On 05/19/2010 02:01 PM, Umar Qureshey wrote:
>>> -----Original Message-----
>>> From: John W. Linville [mailto:[email protected]]
>>> Sent: Wednesday, May 19, 2010 12:20 PM
>>> To: Umar Qureshey
>>> Cc: Stephen Hemminger; [email protected]
>>> Subject: Re: [Bridge] Hardware requirements for bridging
> wired+wireless together
>>>
>>> On Wed, May 19, 2010 at 10:15:35AM -0700, Umar Qureshey wrote:
>>>
>>>> What about bridging in Ad-Hoc mode?  Would that technically work?
>>>
>>> No.
>>>
>>>> I guess what I am trying to figure out is why bridging would work
> in WDS mode?  What is it about that mode that allows bridging to work?
>>>
>>> It has to do with the MAC-layer addressing on wireless LANs.
> Wireless
>>> frames can use 2, 3, or 4 MAC addresses to identify the transmitter,
>>> receiver, sender, and destination.  For most frames and most modes,
>>> 3 MAC addresses are used.  The FromDS and ToDS bits in the header
>>> are used to allow one of the MAC address fields to specify either
>>> the transmitter and sender or the destination and receiver.  This is
>>> sufficient for non-bridged cases since the wireless station is either
>>> an endpoint of the communication or possibly a router (and therefore
>>> a Layer-2 endpoint).
>>>
>>> WDS (or 4 address) mode removes this limitation by using 4 MAC
>>> addresses to identify all 4 roles independently.  So, the wireless
>>> station is able to forward frames received off the air to the
>>> appropriate destination with the correct sender information intact.
>>>
>>> mac80211-based devices can have interfaces created with support for
>>> 4 address mode using the iw command.  For this to work, your AP has
>>> to be willing to accept and forward those frames appropriately --
>>> some do, others don't.  This is only supported for "managed" mode
>>> interfaces AFAIK.
>>>
>>>> If one were to try to modify the kernel code to allow MAC-level
> NAT, which area of the kernel code would one look at?
>>>
>>> netfilter -- I thought there was already some ebtables code to
>>> do this...?
>>>
>>> John
>>> --
>>> John W. Linville            Someday the world will need a hero, and
> you
>>> [email protected]                      might be all we have.
> Be ready.
>
> Ok thanks for the explanation about WDS.
>
> Stepping back into a Linux box with two interfaces, one Ethernet (eth0)

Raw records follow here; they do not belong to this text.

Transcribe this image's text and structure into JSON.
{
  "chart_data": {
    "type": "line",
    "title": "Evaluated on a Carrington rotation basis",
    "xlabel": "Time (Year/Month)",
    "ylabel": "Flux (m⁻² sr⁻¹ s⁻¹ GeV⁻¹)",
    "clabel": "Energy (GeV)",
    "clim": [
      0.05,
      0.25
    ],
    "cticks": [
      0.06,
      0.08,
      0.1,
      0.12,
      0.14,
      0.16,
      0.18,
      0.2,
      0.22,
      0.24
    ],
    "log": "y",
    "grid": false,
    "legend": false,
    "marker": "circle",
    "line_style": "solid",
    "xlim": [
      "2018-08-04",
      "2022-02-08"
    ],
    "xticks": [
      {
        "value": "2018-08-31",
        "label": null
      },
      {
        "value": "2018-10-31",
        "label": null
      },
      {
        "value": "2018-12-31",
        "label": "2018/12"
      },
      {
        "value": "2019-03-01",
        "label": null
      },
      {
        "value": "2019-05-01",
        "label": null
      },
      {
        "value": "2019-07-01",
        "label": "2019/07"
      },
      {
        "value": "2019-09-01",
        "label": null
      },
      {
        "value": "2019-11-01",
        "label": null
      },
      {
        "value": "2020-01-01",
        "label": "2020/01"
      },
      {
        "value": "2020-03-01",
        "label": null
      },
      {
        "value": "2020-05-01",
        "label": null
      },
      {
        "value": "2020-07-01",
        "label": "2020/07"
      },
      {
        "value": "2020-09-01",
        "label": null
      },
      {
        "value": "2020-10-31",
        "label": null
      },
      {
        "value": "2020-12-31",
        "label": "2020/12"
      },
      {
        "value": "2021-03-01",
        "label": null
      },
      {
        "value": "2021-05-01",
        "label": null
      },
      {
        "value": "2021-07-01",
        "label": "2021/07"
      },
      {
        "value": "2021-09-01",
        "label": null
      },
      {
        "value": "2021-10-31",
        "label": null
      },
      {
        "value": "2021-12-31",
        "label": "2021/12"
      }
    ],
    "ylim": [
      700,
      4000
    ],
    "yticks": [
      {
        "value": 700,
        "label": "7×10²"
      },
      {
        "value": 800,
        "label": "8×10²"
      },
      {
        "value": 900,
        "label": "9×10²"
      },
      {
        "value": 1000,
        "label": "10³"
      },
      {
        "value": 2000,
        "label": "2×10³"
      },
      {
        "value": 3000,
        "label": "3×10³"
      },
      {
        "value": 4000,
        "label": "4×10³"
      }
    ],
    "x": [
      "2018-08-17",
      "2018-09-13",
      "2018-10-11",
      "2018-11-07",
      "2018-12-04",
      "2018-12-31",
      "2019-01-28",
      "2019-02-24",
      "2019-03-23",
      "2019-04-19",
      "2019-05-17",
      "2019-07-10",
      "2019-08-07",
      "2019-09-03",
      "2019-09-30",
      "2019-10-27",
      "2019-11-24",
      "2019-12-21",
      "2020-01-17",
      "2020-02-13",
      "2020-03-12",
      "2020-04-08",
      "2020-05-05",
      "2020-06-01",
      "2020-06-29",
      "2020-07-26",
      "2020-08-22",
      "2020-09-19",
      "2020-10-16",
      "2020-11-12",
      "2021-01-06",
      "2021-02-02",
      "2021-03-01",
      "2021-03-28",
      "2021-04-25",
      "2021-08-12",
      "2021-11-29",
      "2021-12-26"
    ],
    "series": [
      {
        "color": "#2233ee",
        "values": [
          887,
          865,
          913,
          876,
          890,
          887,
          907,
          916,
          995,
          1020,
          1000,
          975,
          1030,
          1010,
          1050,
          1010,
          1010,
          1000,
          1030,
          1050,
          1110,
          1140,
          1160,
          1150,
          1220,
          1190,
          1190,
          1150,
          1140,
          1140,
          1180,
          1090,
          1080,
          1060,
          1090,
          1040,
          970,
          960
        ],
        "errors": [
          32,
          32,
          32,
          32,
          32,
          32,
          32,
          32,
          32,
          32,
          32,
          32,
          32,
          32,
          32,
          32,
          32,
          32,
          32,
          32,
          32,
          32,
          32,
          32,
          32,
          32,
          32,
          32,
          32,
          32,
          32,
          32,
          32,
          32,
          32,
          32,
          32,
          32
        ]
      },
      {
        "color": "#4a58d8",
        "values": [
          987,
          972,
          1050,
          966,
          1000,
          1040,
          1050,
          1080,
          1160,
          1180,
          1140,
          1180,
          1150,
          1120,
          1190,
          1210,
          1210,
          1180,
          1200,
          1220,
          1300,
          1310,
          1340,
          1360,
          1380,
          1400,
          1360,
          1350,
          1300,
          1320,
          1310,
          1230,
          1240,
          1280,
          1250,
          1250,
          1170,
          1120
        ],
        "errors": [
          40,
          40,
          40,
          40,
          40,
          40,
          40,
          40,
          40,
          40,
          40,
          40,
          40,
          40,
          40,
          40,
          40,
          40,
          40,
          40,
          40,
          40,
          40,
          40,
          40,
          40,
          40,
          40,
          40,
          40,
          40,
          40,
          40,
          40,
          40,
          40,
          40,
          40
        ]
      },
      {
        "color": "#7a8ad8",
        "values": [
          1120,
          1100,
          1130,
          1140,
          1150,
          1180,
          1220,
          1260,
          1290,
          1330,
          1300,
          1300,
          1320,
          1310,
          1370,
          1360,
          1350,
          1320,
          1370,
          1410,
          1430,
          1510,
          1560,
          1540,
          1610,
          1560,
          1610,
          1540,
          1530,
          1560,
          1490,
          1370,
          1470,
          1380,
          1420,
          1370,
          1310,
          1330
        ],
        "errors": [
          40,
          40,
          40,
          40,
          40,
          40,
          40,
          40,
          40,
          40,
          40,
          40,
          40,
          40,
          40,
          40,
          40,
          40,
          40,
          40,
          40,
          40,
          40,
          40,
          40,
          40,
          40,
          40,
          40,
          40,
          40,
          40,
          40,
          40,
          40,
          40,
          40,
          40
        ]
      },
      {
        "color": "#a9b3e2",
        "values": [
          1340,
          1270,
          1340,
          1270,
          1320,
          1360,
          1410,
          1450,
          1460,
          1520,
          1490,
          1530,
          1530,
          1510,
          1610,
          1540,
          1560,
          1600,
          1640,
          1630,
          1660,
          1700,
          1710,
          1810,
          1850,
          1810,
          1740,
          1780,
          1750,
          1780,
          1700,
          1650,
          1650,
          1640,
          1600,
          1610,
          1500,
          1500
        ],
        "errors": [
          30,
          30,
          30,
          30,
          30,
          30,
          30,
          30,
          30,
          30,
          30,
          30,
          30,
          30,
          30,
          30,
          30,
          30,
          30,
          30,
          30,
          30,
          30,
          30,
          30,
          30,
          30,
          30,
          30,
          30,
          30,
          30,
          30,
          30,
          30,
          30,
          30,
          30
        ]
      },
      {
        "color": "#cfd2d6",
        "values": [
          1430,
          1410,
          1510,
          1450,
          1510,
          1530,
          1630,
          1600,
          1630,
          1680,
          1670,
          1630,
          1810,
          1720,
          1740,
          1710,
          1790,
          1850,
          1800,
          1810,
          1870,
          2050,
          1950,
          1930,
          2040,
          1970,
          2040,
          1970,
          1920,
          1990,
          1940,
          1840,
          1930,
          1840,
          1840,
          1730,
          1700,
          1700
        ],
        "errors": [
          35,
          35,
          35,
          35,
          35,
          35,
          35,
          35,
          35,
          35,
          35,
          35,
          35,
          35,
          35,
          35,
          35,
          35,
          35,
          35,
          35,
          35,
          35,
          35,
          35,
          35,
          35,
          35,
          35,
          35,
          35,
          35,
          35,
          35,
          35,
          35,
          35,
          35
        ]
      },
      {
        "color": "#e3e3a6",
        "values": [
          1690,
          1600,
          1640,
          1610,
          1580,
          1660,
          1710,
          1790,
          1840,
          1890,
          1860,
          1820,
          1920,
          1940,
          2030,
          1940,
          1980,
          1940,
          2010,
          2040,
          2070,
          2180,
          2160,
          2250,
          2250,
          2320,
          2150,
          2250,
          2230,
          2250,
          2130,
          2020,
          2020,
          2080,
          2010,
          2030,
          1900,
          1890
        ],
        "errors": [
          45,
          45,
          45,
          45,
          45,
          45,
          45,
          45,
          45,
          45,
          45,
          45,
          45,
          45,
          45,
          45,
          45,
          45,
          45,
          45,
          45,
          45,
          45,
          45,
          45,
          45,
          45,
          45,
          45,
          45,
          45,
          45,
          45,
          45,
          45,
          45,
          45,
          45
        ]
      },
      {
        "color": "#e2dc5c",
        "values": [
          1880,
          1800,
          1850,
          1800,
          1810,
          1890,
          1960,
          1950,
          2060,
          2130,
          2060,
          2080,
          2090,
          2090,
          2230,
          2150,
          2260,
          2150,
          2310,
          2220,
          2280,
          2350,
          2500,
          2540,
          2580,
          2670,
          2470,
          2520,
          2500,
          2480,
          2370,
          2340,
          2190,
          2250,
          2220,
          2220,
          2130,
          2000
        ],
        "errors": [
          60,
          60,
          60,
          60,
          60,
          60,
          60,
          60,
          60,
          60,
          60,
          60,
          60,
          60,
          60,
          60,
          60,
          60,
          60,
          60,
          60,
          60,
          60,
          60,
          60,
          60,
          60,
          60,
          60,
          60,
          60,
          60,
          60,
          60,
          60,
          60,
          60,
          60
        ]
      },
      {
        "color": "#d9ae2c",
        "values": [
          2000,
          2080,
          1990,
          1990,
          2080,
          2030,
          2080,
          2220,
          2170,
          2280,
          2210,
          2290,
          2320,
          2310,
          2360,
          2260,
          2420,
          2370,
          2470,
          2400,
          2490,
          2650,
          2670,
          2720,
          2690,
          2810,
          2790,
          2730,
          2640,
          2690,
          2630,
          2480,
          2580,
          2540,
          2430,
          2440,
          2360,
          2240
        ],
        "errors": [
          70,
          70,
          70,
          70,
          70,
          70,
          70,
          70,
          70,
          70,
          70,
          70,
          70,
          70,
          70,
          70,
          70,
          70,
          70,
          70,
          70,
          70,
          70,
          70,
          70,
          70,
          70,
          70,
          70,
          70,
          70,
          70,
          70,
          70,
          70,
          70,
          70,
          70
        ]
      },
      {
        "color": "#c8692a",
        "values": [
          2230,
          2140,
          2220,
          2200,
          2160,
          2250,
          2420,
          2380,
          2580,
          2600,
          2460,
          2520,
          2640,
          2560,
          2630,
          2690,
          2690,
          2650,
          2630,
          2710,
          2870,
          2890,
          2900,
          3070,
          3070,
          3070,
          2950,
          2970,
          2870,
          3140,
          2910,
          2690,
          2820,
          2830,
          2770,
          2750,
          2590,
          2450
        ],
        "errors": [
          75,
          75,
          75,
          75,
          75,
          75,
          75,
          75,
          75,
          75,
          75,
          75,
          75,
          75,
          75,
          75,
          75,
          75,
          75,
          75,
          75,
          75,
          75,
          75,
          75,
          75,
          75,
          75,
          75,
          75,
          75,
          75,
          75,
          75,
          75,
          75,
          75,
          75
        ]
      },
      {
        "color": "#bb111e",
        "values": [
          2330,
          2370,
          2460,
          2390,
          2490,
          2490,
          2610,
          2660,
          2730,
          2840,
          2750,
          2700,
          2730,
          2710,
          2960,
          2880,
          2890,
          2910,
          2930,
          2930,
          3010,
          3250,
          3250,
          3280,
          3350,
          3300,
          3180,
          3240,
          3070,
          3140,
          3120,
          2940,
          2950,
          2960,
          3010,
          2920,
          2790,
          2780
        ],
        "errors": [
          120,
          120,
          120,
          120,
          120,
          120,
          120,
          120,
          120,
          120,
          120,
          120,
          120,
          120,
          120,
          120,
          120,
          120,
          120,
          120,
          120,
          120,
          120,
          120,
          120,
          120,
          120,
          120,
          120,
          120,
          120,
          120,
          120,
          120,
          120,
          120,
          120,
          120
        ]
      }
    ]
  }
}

> and one wireless 802.11 (wlan0), and one bridge (br0) that bridges these
> two interfaces together:
>
>
>                             br0
>                              |
>                   eth0-------+-------wlan0
>
> Can one say that, in this case, the bridge is not working because br0 is
> passing to wlan0 Ethernet 802.3 frames which (naturally) the wlan0
> interface has no idea how to decode?